Orar con insistencia, perseverantemente es orar ante toda cuanto hacemos para pedir ayuda, para dar gracias. “El Evangelio nos presenta a Jesús haciendo oración en todos los momentos importantes de su misión. Su vida pública, que se inaugura con el Bautismo, comienza con la oración (Lc 3,21). Incluso los periodos de más intensa predicación a las muchedumbres, Cristo se concede largos ratos de oración (Mc 1,35; Lc 5,16). Antes de elegir a los Doce, pasa la noche en oración (Lc 6,12). Ora antes de exigir a sus Apóstoles una profesión de fe (Lc 9,18); ora después del milagro de los panes, él solo, en el monte (Mt 14,23; Mc 6,46); ora antes de enseñar a sus discípulos a orar (Lc 11,1); ora antes de la excepcional revelación de la Transfiguración, después de haber subido a la montaña, precisamente para orar (Lc 9,28); ora antes de realizar cualquier milagro (Jn 11, 41-42); ora en la última cena para confiar al Padre su futuro y el de su Iglesia (Jn 17). En Getsemaní eleva al Padre la oración doliente de su alma afligida y casi horrorizada (Mc 14,35-39 y paralelos), y en la Cruz le dirige las últimas invocaciones, llenas de angustia (Mt 27,46), pero también de abandono confiado (Lc 23,46). Se puede decir que toda la misión de Cristo está animada por la oración” (San Juan Pablo II, Catequesis sobre el presbiterado. Audiencia general 2 – VI – 1993; nº 1)

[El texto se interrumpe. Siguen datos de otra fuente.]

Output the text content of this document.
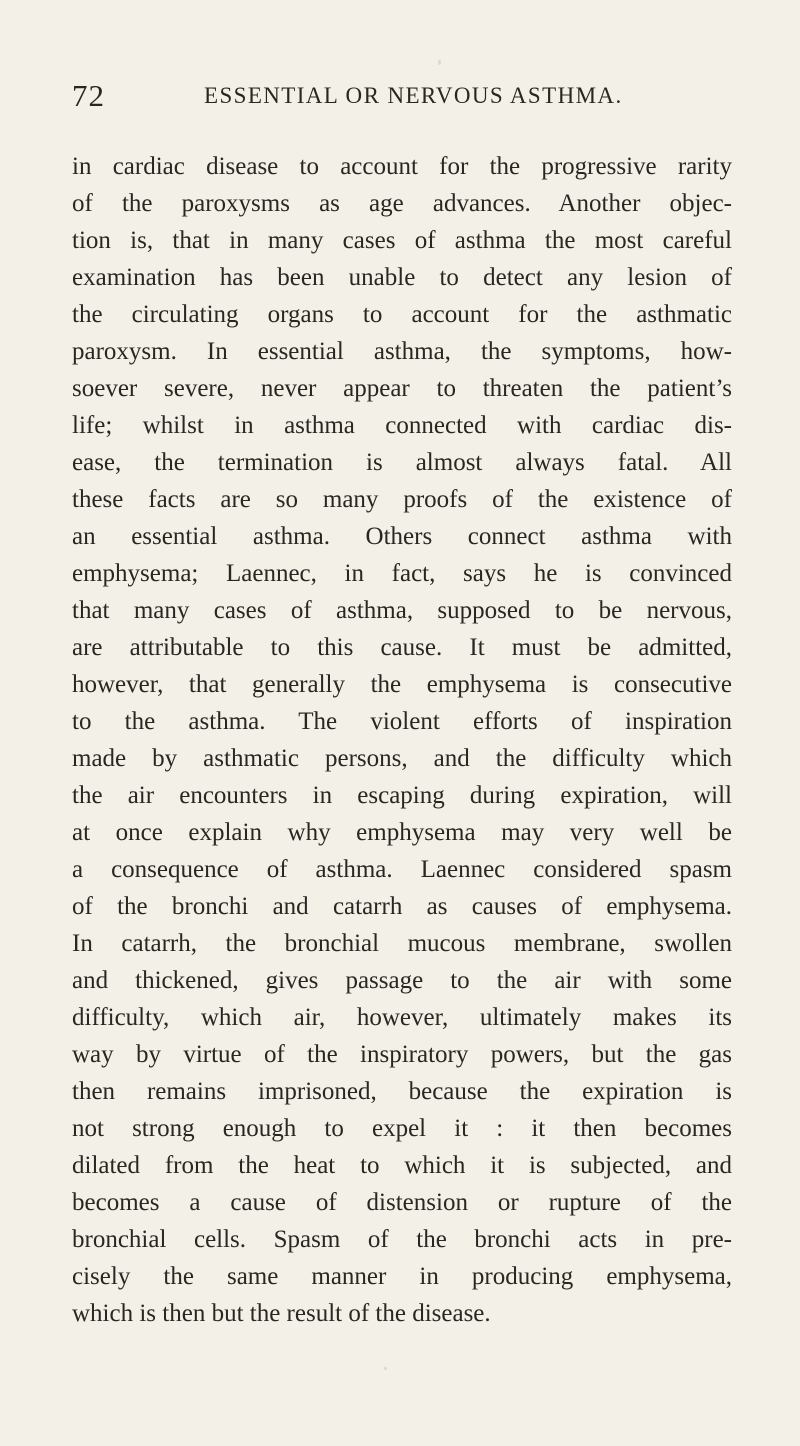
72	ESSENTIAL OR NERVOUS ASTHMA.
in cardiac disease to account for the progressive rarity
of the paroxysms as age advances. Another objec-
tion is, that in many cases of asthma the most careful
examination has been unable to detect any lesion of
the circulating organs to account for the asthmatic
paroxysm. In essential asthma, the symptoms, how-
soever severe, never appear to threaten the patient’s
life; whilst in asthma connected with cardiac dis-
ease, the termination is almost always fatal. All
these facts are so many proofs of the existence of
an essential asthma. Others connect asthma with
emphysema; Laennec, in fact, says he is convinced
that many cases of asthma, supposed to be nervous,
are attributable to this cause. It must be admitted,
however, that generally the emphysema is consecutive
to the asthma. The violent efforts of inspiration
made by asthmatic persons, and the difficulty which
the air encounters in escaping during expiration, will
at once explain why emphysema may very well be
a consequence of asthma. Laennec considered spasm
of the bronchi and catarrh as causes of emphysema.
In catarrh, the bronchial mucous membrane, swollen
and thickened, gives passage to the air with some
difficulty, which air, however, ultimately makes its
way by virtue of the inspiratory powers, but the gas
then remains imprisoned, because the expiration is
not strong enough to expel it : it then becomes
dilated from the heat to which it is subjected, and
becomes a cause of distension or rupture of the
bronchial cells. Spasm of the bronchi acts in pre-
cisely the same manner in producing emphysema,
which is then but the result of the disease.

Estamos en un mes en que la Iglesia ora especialmente por los difuntos. Es un momento estupendo para renovar esa obra de misericordia que es rezar por los difuntos. Para Dios no hay tiempo, todo es presente, por tanto siempre es tiempo oportuno para pedir por ellos. Dios cuenta con nuestra oración para introducir en la intimidad de su vida.

La cuestión es, como se pregunta en Señor si “¿encontrará esta fe en la tierra?” Pedir a la Santísima Madre, que nos aumente esa fe, para responder a esa invitación a orar perseverantemente y pedir por las necesidades de todos los hombres.